Most organizations realize that application modernization is essential in order to thrive in the digital age, but the process of modernizing can be highly complex and difficult to execute. Factors such as rapidly growing application volume, diversity of app styles and architectures, and siloed infrastructure can all contribute to the challenging nature of modernization. To add to this complexity, there are multiple ways to go about modernizing each individual application. Depending on business and technical goals, you may opt to lift-and-shift some apps, while containerizing or even refactoring others. Either path then results in varying degrees of time commitments, app performance, and ultimately, comparing the level of effort needed to meet an organization’s anticipated return on investment.
The Five Rs
The Five Rs are a set of common modernization strategies that organizations can use when moving applications to modern infrastructure and cloud native application platforms. The first step to efficiently modernizing your application portfolio is to determine the best strategy for each app based on business needs and technical considerations (e.g., how much effort will be involved in modernizing the application and the target infrastructure platform for the app).
Refactor
Refactoring refers to making significant source code changes to the application (rewriting the application or service), typically using cloud native technologies such as microservices and application programming interfaces (APIs)s. While the process can be complex and laborious, this strategy actually provides the most benefit for high-value systems and applications that require frequent updates and innovation.
Replatform
Replatforming involves containerizing an application and moving it to a Kubernetes-based platform. There may be small code changes needed to take advantage of the new environment.
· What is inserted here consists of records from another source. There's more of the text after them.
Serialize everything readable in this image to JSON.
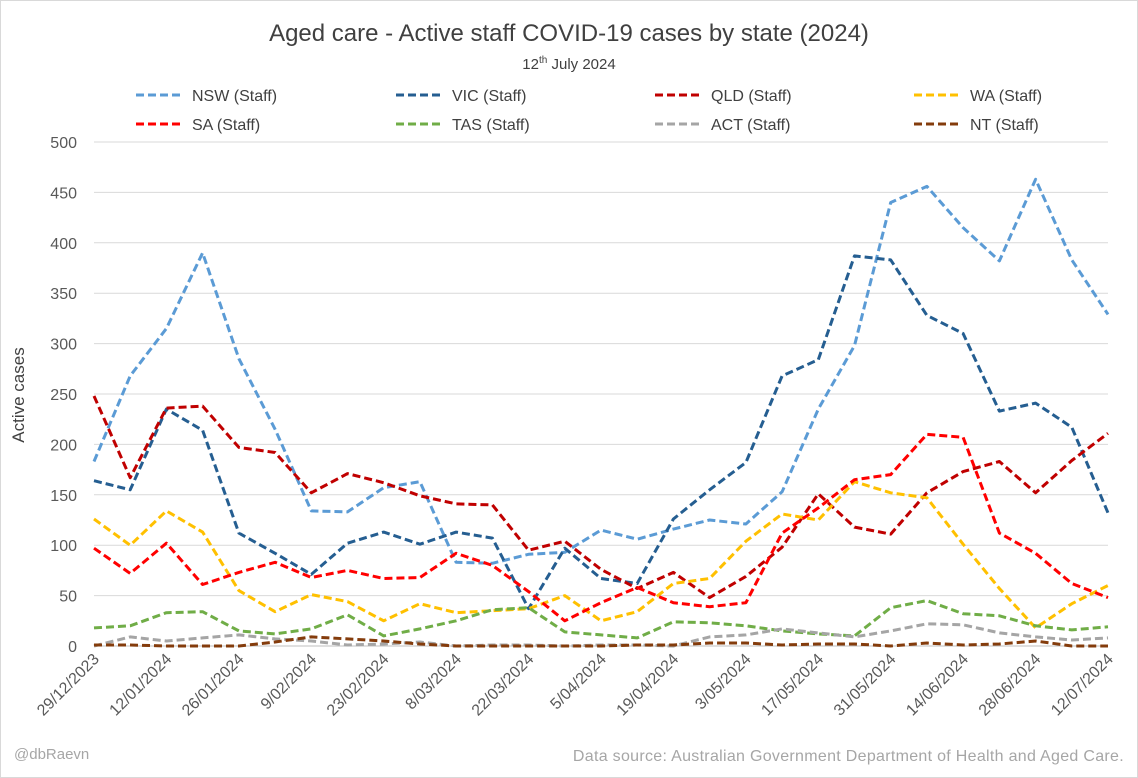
{
  "chart_data": {
    "type": "line",
    "title": "Aged care - Active staff COVID-19 cases by state (2024)",
    "subtitle": {
      "day": "12",
      "suffix": "th",
      "rest": "July 2024"
    },
    "ylabel": "Active cases",
    "xlabel": "",
    "ylim": [
      0,
      500
    ],
    "yticks": [
      0,
      50,
      100,
      150,
      200,
      250,
      300,
      350,
      400,
      450,
      500
    ],
    "grid": true,
    "legend_position": "top",
    "x": [
      "29/12/2023",
      "5/01/2024",
      "12/01/2024",
      "19/01/2024",
      "26/01/2024",
      "2/02/2024",
      "9/02/2024",
      "16/02/2024",
      "23/02/2024",
      "1/03/2024",
      "8/03/2024",
      "15/03/2024",
      "22/03/2024",
      "29/03/2024",
      "5/04/2024",
      "12/04/2024",
      "19/04/2024",
      "26/04/2024",
      "3/05/2024",
      "10/05/2024",
      "17/05/2024",
      "24/05/2024",
      "31/05/2024",
      "7/06/2024",
      "14/06/2024",
      "21/06/2024",
      "28/06/2024",
      "5/07/2024",
      "12/07/2024"
    ],
    "xtick_labels": [
      "29/12/2023",
      "12/01/2024",
      "26/01/2024",
      "9/02/2024",
      "23/02/2024",
      "8/03/2024",
      "22/03/2024",
      "5/04/2024",
      "19/04/2024",
      "3/05/2024",
      "17/05/2024",
      "31/05/2024",
      "14/06/2024",
      "28/06/2024",
      "12/07/2024"
    ],
    "series": [
      {
        "name": "NSW (Staff)",
        "color": "#5b9bd5",
        "values": [
          183,
          268,
          315,
          390,
          285,
          215,
          134,
          133,
          157,
          163,
          83,
          82,
          91,
          93,
          115,
          106,
          116,
          125,
          121,
          153,
          235,
          298,
          440,
          456,
          415,
          382,
          463,
          383,
          329
        ]
      },
      {
        "name": "VIC (Staff)",
        "color": "#255e91",
        "values": [
          164,
          155,
          235,
          214,
          112,
          92,
          71,
          102,
          113,
          101,
          113,
          107,
          37,
          97,
          67,
          62,
          126,
          155,
          182,
          268,
          284,
          387,
          383,
          328,
          310,
          233,
          241,
          217,
          132
        ]
      },
      {
        "name": "QLD (Staff)",
        "color": "#c00000",
        "values": [
          248,
          167,
          236,
          238,
          197,
          192,
          152,
          171,
          162,
          149,
          141,
          140,
          95,
          104,
          76,
          57,
          73,
          48,
          69,
          98,
          151,
          118,
          111,
          152,
          173,
          183,
          152,
          184,
          211
        ]
      },
      {
        "name": "WA (Staff)",
        "color": "#ffc000",
        "values": [
          126,
          100,
          134,
          113,
          55,
          34,
          51,
          44,
          25,
          42,
          33,
          35,
          37,
          50,
          25,
          34,
          62,
          67,
          104,
          131,
          125,
          163,
          152,
          147,
          101,
          57,
          18,
          42,
          60
        ]
      },
      {
        "name": "SA (Staff)",
        "color": "#ff0000",
        "values": [
          97,
          72,
          102,
          61,
          73,
          83,
          68,
          75,
          67,
          68,
          92,
          80,
          54,
          25,
          43,
          58,
          43,
          39,
          43,
          112,
          137,
          165,
          170,
          210,
          207,
          112,
          92,
          62,
          48
        ]
      },
      {
        "name": "TAS (Staff)",
        "color": "#70ad47",
        "values": [
          18,
          20,
          33,
          34,
          15,
          12,
          17,
          31,
          10,
          17,
          25,
          36,
          38,
          14,
          11,
          8,
          24,
          23,
          20,
          15,
          12,
          10,
          38,
          45,
          32,
          30,
          20,
          16,
          19
        ]
      },
      {
        "name": "ACT (Staff)",
        "color": "#a5a5a5",
        "values": [
          0,
          9,
          5,
          8,
          11,
          7,
          5,
          1,
          2,
          4,
          0,
          1,
          1,
          0,
          1,
          1,
          0,
          9,
          11,
          17,
          13,
          9,
          15,
          22,
          21,
          13,
          9,
          6,
          8
        ]
      },
      {
        "name": "NT (Staff)",
        "color": "#843c0c",
        "values": [
          1,
          1,
          0,
          0,
          0,
          4,
          9,
          7,
          5,
          2,
          0,
          0,
          0,
          0,
          0,
          1,
          1,
          3,
          3,
          1,
          2,
          2,
          0,
          3,
          1,
          2,
          5,
          0,
          0
        ]
      }
    ]
  },
  "footer": {
    "credit": "@dbRaevn",
    "source": "Data source: Australian Government Department of Health and Aged Care."
  }
}
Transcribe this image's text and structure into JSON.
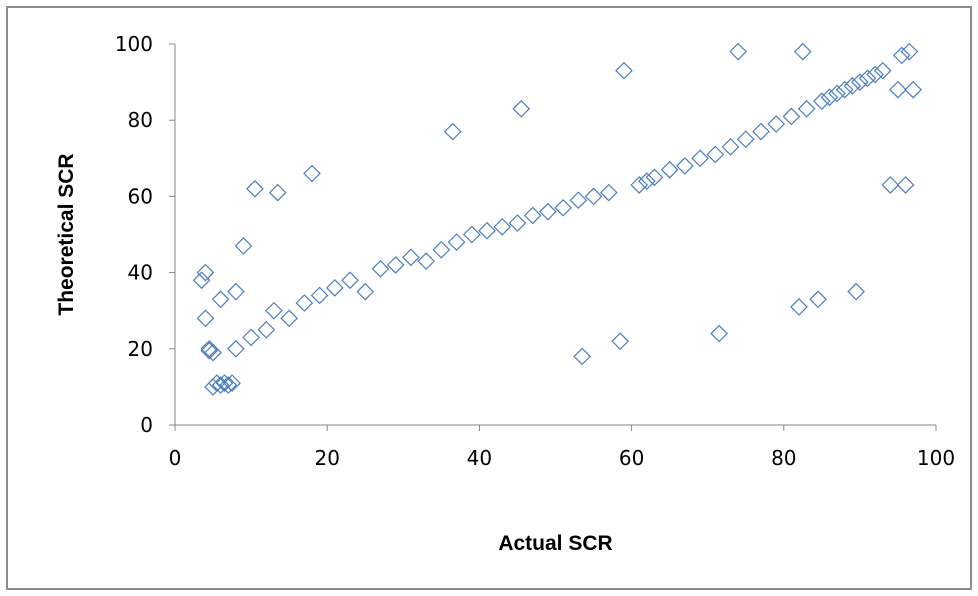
{
  "chart_data": {
    "type": "scatter",
    "title": "",
    "xlabel": "Actual SCR",
    "ylabel": "Theoretical SCR",
    "xlim": [
      0,
      100
    ],
    "ylim": [
      0,
      100
    ],
    "x_ticks": [
      "0",
      "20",
      "40",
      "60",
      "80",
      "100"
    ],
    "y_ticks": [
      "0",
      "20",
      "40",
      "60",
      "80",
      "100"
    ],
    "marker": "diamond-open",
    "marker_color": "#4a7ebb",
    "grid": false,
    "legend": "none",
    "series": [
      {
        "x": [
          3.5,
          4.0,
          4.5,
          5.0,
          5.5,
          6.0,
          6.5,
          7.0,
          7.5,
          8.0,
          10.5,
          13.5,
          18.0,
          4.5,
          5.0,
          4.0,
          6.0,
          8.0,
          9.0,
          10.0,
          12.0,
          13.0,
          15.0,
          17.0,
          19.0,
          21.0,
          23.0,
          25.0,
          27.0,
          29.0,
          31.0,
          33.0,
          35.0,
          37.0,
          36.5,
          39.0,
          41.0,
          43.0,
          45.0,
          45.5,
          47.0,
          49.0,
          51.0,
          53.0,
          53.5,
          55.0,
          57.0,
          58.5,
          59.0,
          61.0,
          62.0,
          63.0,
          65.0,
          67.0,
          69.0,
          71.0,
          71.5,
          73.0,
          74.0,
          75.0,
          77.0,
          79.0,
          81.0,
          82.0,
          82.5,
          83.0,
          84.5,
          85.0,
          86.0,
          87.0,
          88.0,
          89.0,
          89.5,
          90.0,
          91.0,
          92.0,
          93.0,
          94.0,
          95.0,
          95.5,
          96.0,
          96.5,
          97.0
        ],
        "y": [
          38.0,
          40.0,
          20.0,
          10.0,
          11.0,
          10.5,
          11.0,
          10.5,
          11.0,
          20.0,
          62.0,
          61.0,
          66.0,
          19.5,
          19.0,
          28.0,
          33.0,
          35.0,
          47.0,
          23.0,
          25.0,
          30.0,
          28.0,
          32.0,
          34.0,
          36.0,
          38.0,
          35.0,
          41.0,
          42.0,
          44.0,
          43.0,
          46.0,
          48.0,
          77.0,
          50.0,
          51.0,
          52.0,
          53.0,
          83.0,
          55.0,
          56.0,
          57.0,
          59.0,
          18.0,
          60.0,
          61.0,
          22.0,
          93.0,
          63.0,
          64.0,
          65.0,
          67.0,
          68.0,
          70.0,
          71.0,
          24.0,
          73.0,
          98.0,
          75.0,
          77.0,
          79.0,
          81.0,
          31.0,
          98.0,
          83.0,
          33.0,
          85.0,
          86.0,
          87.0,
          88.0,
          89.0,
          35.0,
          90.0,
          91.0,
          92.0,
          93.0,
          63.0,
          88.0,
          97.0,
          63.0,
          98.0,
          88.0
        ]
      }
    ]
  }
}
This strategy is commonly implemented when moving applications running on virtual machines (VMs) to container-based apps running on a modern app platform or public cloud infrastructure.
Rehost
Rehosting refers to changing the infrastructure or operation of an application without changing the application itself. This is often done to gain the cost benefits of the cloud when the rate of change to an application is low and wouldn’t benefit from refactoring or replatforming.
Retain
Retaining involves optimizing and retaining an application as-is. This strategy might be used when there is data that can’t be moved, or a modernization that can be postponed.
Retire
Retiring is when a traditional application is no longer used or replaced with an off-the-shelf software-as-a-service (SaaS) offering.
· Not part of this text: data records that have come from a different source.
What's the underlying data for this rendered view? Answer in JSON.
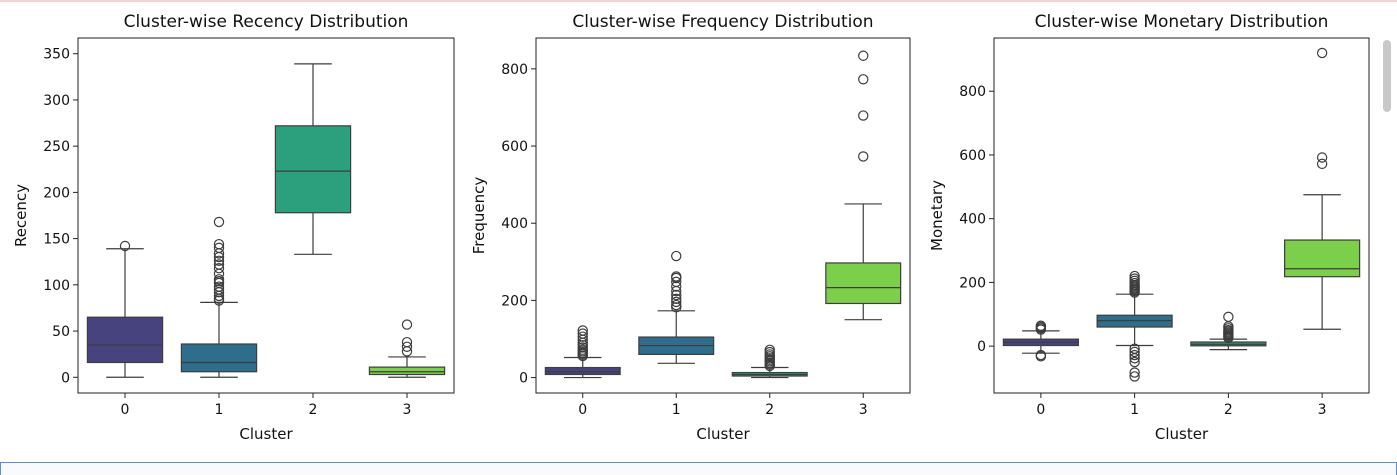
{
  "chart_data": [
    {
      "type": "box",
      "title": "Cluster-wise Recency Distribution",
      "xlabel": "Cluster",
      "ylabel": "Recency",
      "categories": [
        "0",
        "1",
        "2",
        "3"
      ],
      "ylim": [
        -17,
        367
      ],
      "yticks": [
        0,
        50,
        100,
        150,
        200,
        250,
        300,
        350
      ],
      "boxes": [
        {
          "whislo": 0,
          "q1": 16,
          "med": 35,
          "q3": 65,
          "whishi": 139,
          "fliers": [
            142
          ],
          "color": "#46437f"
        },
        {
          "whislo": 0,
          "q1": 6,
          "med": 16,
          "q3": 36,
          "whishi": 81,
          "fliers": [
            83,
            85,
            88,
            92,
            95,
            98,
            102,
            104,
            106,
            112,
            118,
            122,
            126,
            130,
            134,
            140,
            144,
            168
          ],
          "color": "#2e6d8c"
        },
        {
          "whislo": 133,
          "q1": 178,
          "med": 223,
          "q3": 272,
          "whishi": 339,
          "fliers": [],
          "color": "#2ca07c"
        },
        {
          "whislo": 0,
          "q1": 3,
          "med": 6,
          "q3": 11,
          "whishi": 22,
          "fliers": [
            28,
            33,
            38,
            57
          ],
          "color": "#7bcf4b"
        }
      ]
    },
    {
      "type": "box",
      "title": "Cluster-wise Frequency Distribution",
      "xlabel": "Cluster",
      "ylabel": "Frequency",
      "categories": [
        "0",
        "1",
        "2",
        "3"
      ],
      "ylim": [
        -40,
        880
      ],
      "yticks": [
        0,
        200,
        400,
        600,
        800
      ],
      "boxes": [
        {
          "whislo": 0,
          "q1": 8,
          "med": 15,
          "q3": 26,
          "whishi": 52,
          "fliers": [
            56,
            60,
            64,
            68,
            72,
            78,
            84,
            90,
            98,
            106,
            114,
            122
          ],
          "color": "#46437f"
        },
        {
          "whislo": 37,
          "q1": 60,
          "med": 83,
          "q3": 105,
          "whishi": 173,
          "fliers": [
            182,
            188,
            196,
            204,
            214,
            224,
            236,
            248,
            258,
            262,
            315
          ],
          "color": "#2e6d8c"
        },
        {
          "whislo": 0,
          "q1": 4,
          "med": 8,
          "q3": 13,
          "whishi": 26,
          "fliers": [
            30,
            34,
            38,
            42,
            46,
            50,
            55,
            60,
            66,
            72
          ],
          "color": "#2ca07c"
        },
        {
          "whislo": 150,
          "q1": 192,
          "med": 233,
          "q3": 297,
          "whishi": 450,
          "fliers": [
            573,
            679,
            773,
            834
          ],
          "color": "#7bcf4b"
        }
      ]
    },
    {
      "type": "box",
      "title": "Cluster-wise Monetary Distribution",
      "xlabel": "Cluster",
      "ylabel": "Monetary",
      "categories": [
        "0",
        "1",
        "2",
        "3"
      ],
      "ylim": [
        -147,
        967
      ],
      "yticks": [
        0,
        200,
        400,
        600,
        800
      ],
      "boxes": [
        {
          "whislo": -22,
          "q1": 2,
          "med": 12,
          "q3": 22,
          "whishi": 48,
          "fliers": [
            52,
            56,
            60,
            64,
            -28,
            -32
          ],
          "color": "#46437f"
        },
        {
          "whislo": 2,
          "q1": 60,
          "med": 80,
          "q3": 97,
          "whishi": 163,
          "fliers": [
            168,
            172,
            176,
            180,
            184,
            188,
            192,
            198,
            205,
            212,
            220,
            -8,
            -18,
            -28,
            -38,
            -50,
            -83,
            -95
          ],
          "color": "#2e6d8c"
        },
        {
          "whislo": -11,
          "q1": 1,
          "med": 6,
          "q3": 13,
          "whishi": 22,
          "fliers": [
            26,
            30,
            34,
            38,
            42,
            46,
            50,
            56,
            62,
            92
          ],
          "color": "#2ca07c"
        },
        {
          "whislo": 53,
          "q1": 218,
          "med": 243,
          "q3": 333,
          "whishi": 475,
          "fliers": [
            572,
            592,
            920
          ],
          "color": "#7bcf4b"
        }
      ]
    }
  ]
}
The relationship between time and value in your app modernization strategy
In most cases, the higher the business value of an application, the greater potential benefit there is to undergo more change. By refactoring primarily business-critical and high-value apps, you can maximize your team’s precious time while prioritizing the applications that have the most to gain from more flexible architectures and scalable infrastructure. Applications that remain unchanged for long periods of time and don’t hinder your company’s ability to innovate don’t need to be rewritten. When the goal is to increase IT efficiencies and decrease IT costs for apps requiring infrequent updates, you’ll be better off rehosting or replatforming these applications.
How to assess and disposition your portfolio
The main factors that play a critical role in a successful and actionable modernization strategy fall into three categories: technical, business, and organization/people. VMware helps organizations jumpstart app portfolio modernization by analyzing and prioritizing these considerations and more through service engagements like VMware App Navigator in our Rapid Portfolio Modernization program. By assessing and dispositioning your application portfolio, you can determine which of the Five Rs will be the best course of action for each of your apps.
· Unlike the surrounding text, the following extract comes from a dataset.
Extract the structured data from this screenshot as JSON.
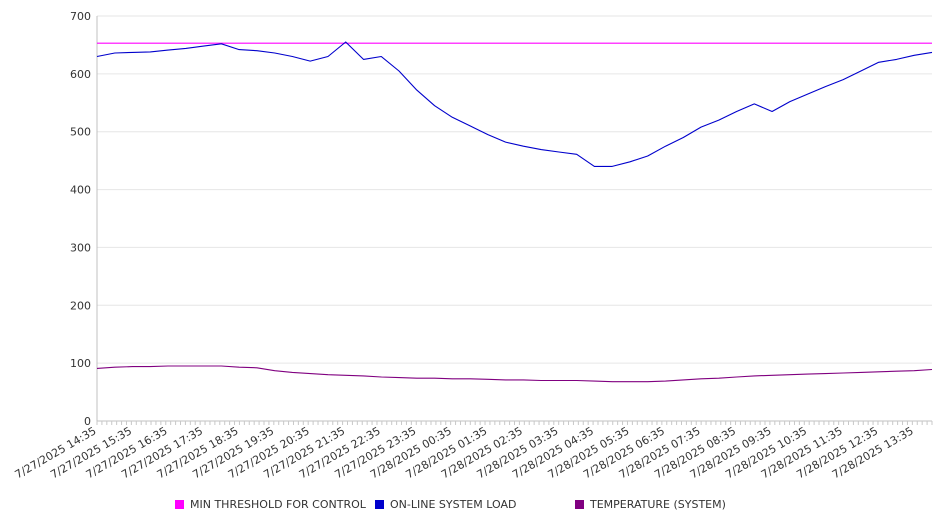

For technical factors, consider variables such as application framework and runtime, architecture design, dependencies, and integrations. Tools such as Application Transformer for VMware Tanzu and our Cloud Suitability Analyzer can help streamline this discovery and analysis. For business factors, consider elements like business criticality, licensing costs, and time-to-market factors. For organizational and people factors, consider domain expert availability, organizational and team structure, and calendar dependencies.
Ultimately, there are lots of facets to consider when deciding the best course of action for each application in your portfolio. But, by leveraging this framework with VMware as your partner, you can standardize and simplify your strategy to efficiently assess and disposition your portfolio.
Landing zones
Once you have determined which apps you want to refactor, replatform, and rehost, where do these applications go after they are modernized? We call the new target infrastructure “landing zones,” which may include some combination of on-premises, public cloud(s), Kubernetes, VMs, platform as a service (PaaS), and bare metal. Because of the dynamic nature of applications and the complexities of enterprise IT budgets, choosing the right landing zones is rarely as simple as just identifying the least expensive option.
To determine the best landing zones for your apps, consider factors like data gravity, developer experience, potential cloud exit strategies, and implications to the mainframe.
How to get started
We’ve established what the Five Rs are, the relationship between effort to change and expected value in app modernization, app disposition strategies, and how to decide on the right landing zones. But how do you get started on this app modernization path? Here’s a guideline:
- Get buy-in – Make sure all the stakeholders for an application are brought into the modernization effort.
- Set expectations – Provide as much visibility as possible into the time and effort that a modernization project will require. Avoid over-promising and under-delivering.
- Restructure when needed – Prepare for your organizational structure to evolve as modernization efforts advance. Pay attention to how other companies have organized, but don’t just assume the same approach will work for you.
- Prioritize your portfolio – Analyze your applications and divide them under the Five Rs: refactor, replatform, rehost, retain, and retire.
- Look for patterns in your portfolio – Identify commonalities among your applications, looking for architectural technical design similarities.
- Choose the right starting point – Pick one or a few small(ish) projects that will help you start on the right foot in terms of building skill, momentum, or both. Or, focus on one or a few groups of similar applications, selecting a representative application in each group to start with.
- Make smart technology decisions – Don’t choose a set of technologies simply because it’s what the “cool kids” are using. Make sure your choices are right for your organization.
- Break down monoliths – Plan carefully to decompose monolithic applications into more manageable pieces without worrying about satisfying any cloud native purity tests.
- Pick platforms pragmatically – Base cloud and platform choices on the needs and capabilities of your organization.
Interested in following this guideline? VMware’s Rapid Portfolio Modernization program brings automated tooling and proven practices to execute upon each of these steps in a seamless and effective way.
Ultimately, the best app modernization path is one that aligns with your business goals, can produce results quickly, and is agile enough to evolve along with demands. The Five Rs provide you with a framework to best disposition your apps in a way that reduces the overwhelming nature of app modernization.